The sheepish approach was surprising, especially for a president who is rarely shy about taking credit, said Lawrence Gostin, a Georgetown Law professor who focuses on public health.

“The president’s relatively low profile of the COVID response since the election is curious and runs counter to Mr. Trump’s own interests,” he said. Gostin, who has criticized Trump’s past handling of the pandemic, said he “deserves a lot of credit” for Operation Warp Speed ​​and bet on two vaccines that use breakthrough mRNA technology..

“He has shown leadership in vaccine development and should be proud to publicly show his confidence in COVID vaccines,” he said.

Trump appeared at a White House “summit” last week ahead of the Food and Drug Administration’s approval of the Pfizer vaccine. That event included an introductory video highlighting previous comments from those – including top infectious disease expert Dr. Anthony Fauci – who doubted a recording would be ready this year.

Trump “will continue to update the country in a variety of ways, while giving medical professionals and hardworking OWS employees the space to do their jobs and save lives,” said Brian Morgenstern, deputy press secretary for the White House.

But many Trump aides are amazed at his low profile now that the vaccine is actually being injected.
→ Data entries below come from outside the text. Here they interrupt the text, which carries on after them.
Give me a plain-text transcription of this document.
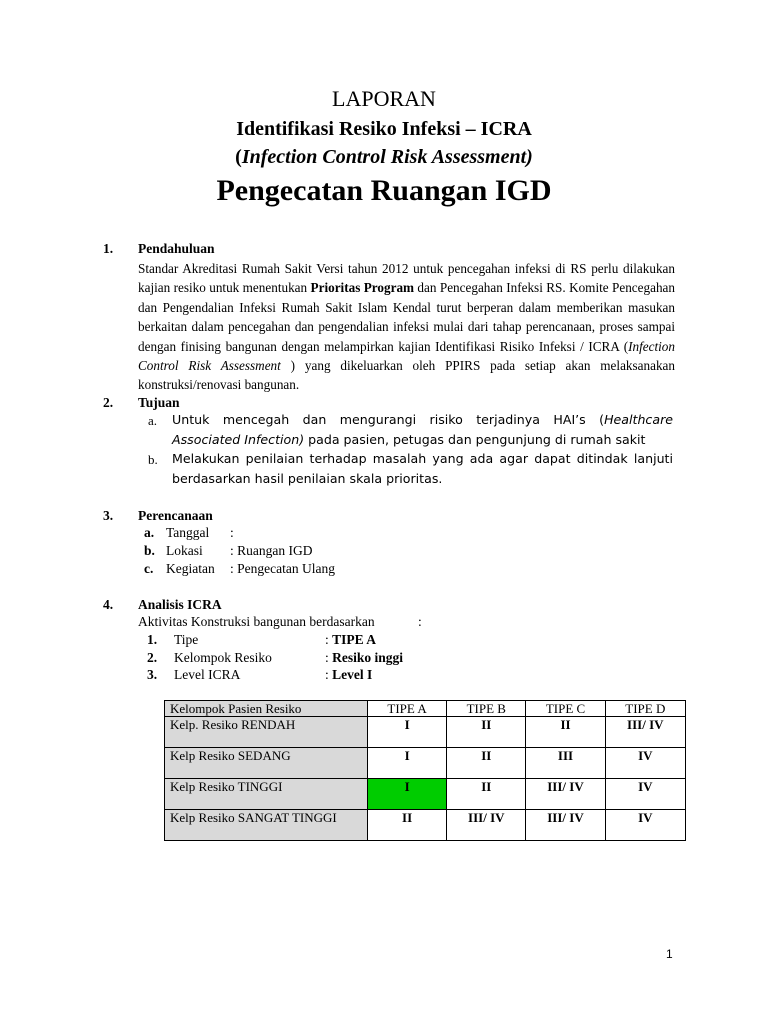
LAPORAN
Identifikasi Resiko Infeksi – ICRA
(Infection Control Risk Assessment)
Pengecatan Ruangan IGD
1. Pendahuluan
Standar Akreditasi Rumah Sakit Versi tahun 2012 untuk pencegahan infeksi di RS perlu dilakukan kajian resiko untuk menentukan Prioritas Program dan Pencegahan Infeksi RS. Komite Pencegahan dan Pengendalian Infeksi Rumah Sakit Islam Kendal turut berperan dalam memberikan masukan berkaitan dalam pencegahan dan pengendalian infeksi mulai dari tahap perencanaan, proses sampai dengan finising bangunan dengan melampirkan kajian Identifikasi Risiko Infeksi / ICRA (Infection Control Risk Assessment ) yang dikeluarkan oleh PPIRS pada setiap akan melaksanakan konstruksi/renovasi bangunan.
2. Tujuan
a. Untuk mencegah dan mengurangi risiko terjadinya HAI’s (Healthcare Associated Infection) pada pasien, petugas dan pengunjung di rumah sakit
b. Melakukan penilaian terhadap masalah yang ada agar dapat ditindak lanjuti berdasarkan hasil penilaian skala prioritas.
3. Perencanaan
a. Tanggal :
b. Lokasi : Ruangan IGD
c. Kegiatan : Pengecatan Ulang
4. Analisis ICRA
Aktivitas Konstruksi bangunan berdasarkan	:
1. Tipe	: TIPE A
2. Kelompok Resiko	: Resiko inggi
3. Level ICRA	: Level I
Kelompok Pasien Resiko	TIPE A	TIPE B	TIPE C	TIPE D
Kelp. Resiko RENDAH	I	II	II	III/ IV
Kelp Resiko SEDANG	I	II	III	IV
Kelp Resiko TINGGI	I	II	III/ IV	IV
Kelp Resiko SANGAT TINGGI	II	III/ IV	III/ IV	IV
1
They see it as a missed opportunity for the president, who will leave office at noon on January 20, to claim credit for overseeing the rapid development and deployment of the vaccine that is expected to finally contain the virus that is more than 310,000 Americans killed. .

Trump himself has tried to minimize the credit of his successor, Biden, who will lead most of the nationwide injection campaign next year.

“Don’t let Joe Biden take credit for the vaccines,” Trump told reporters. “Don’t let him take credit for the vaccines, because the vaccines were me, and I’ve pushed people harder than ever before.”

Despite Trump’s claims, FDA scientists were the ones who got the idea for Operation Warp Speed, the White House-backed effort that manufactures millions of doses of coronavirus vaccines and treatments, while they are still being evaluated. And much of the foundation for the recordings has been laid over the past decade, including research on messenger RNA, or mRNA, used in the vaccines developed by both Pfizer and Moderna. Pfizer developed its vaccine outside of Operation Warp Speed, but is working with the federal government for manufacturing and distribution.

Trump’s restrained approach could have implications for public health. Dr. Anthony Fauci, the nation’s top infectious disease expert, told NBC News this week that 75% to 85% of the country must be vaccinated to achieve “herd immunity,” adding to the vaccine safety awareness campaign. becomes more urgent. .

A survey by The Associated Press-NORC Center for Public Affairs Research found that only about half of Americans want to get the vaccine as soon as possible. Another quarter of the audience is not sure, while the remaining quarter says they are not interested. Some are just against vaccines in general. Others are concerned that the injections have been rushed and want to see how the rollout goes.

Trump, who was hospitalized with COVID-19 in October, has yet to indicate when and if he will receive the shot.

According to guidelines from the Centers for Disease Control and Prevention, there isn’t enough information yet to determine whether those who have had COVID-19, such as Trump, should receive the vaccine. Still, Fauci recommended that Trump take it in public without delay.

Even though the president himself was infected and likely has antibodies that would likely be protective, we’re not sure how long that protection lasts. So, to be doubly sure, I would recommend that he get vaccinated, as would the vice president, ”Fauci told ABC News.

White House press secretary Kayleigh McEnany told reporters this week that Trump, who has previously circulated misinformation about other vaccines, “ wants to send a parallel message that, you know, the residents of our long-term care facility and our front-line workers at the largest are important. importance, ”she said.

Gostin disagreed. “It will be hugely damaging to public confidence in the vaccine if President Trump is not visibly enthusiastic, including getting his picture on national television,” he said. “It’s just not good enough to have Vice President Pence as a nominee.”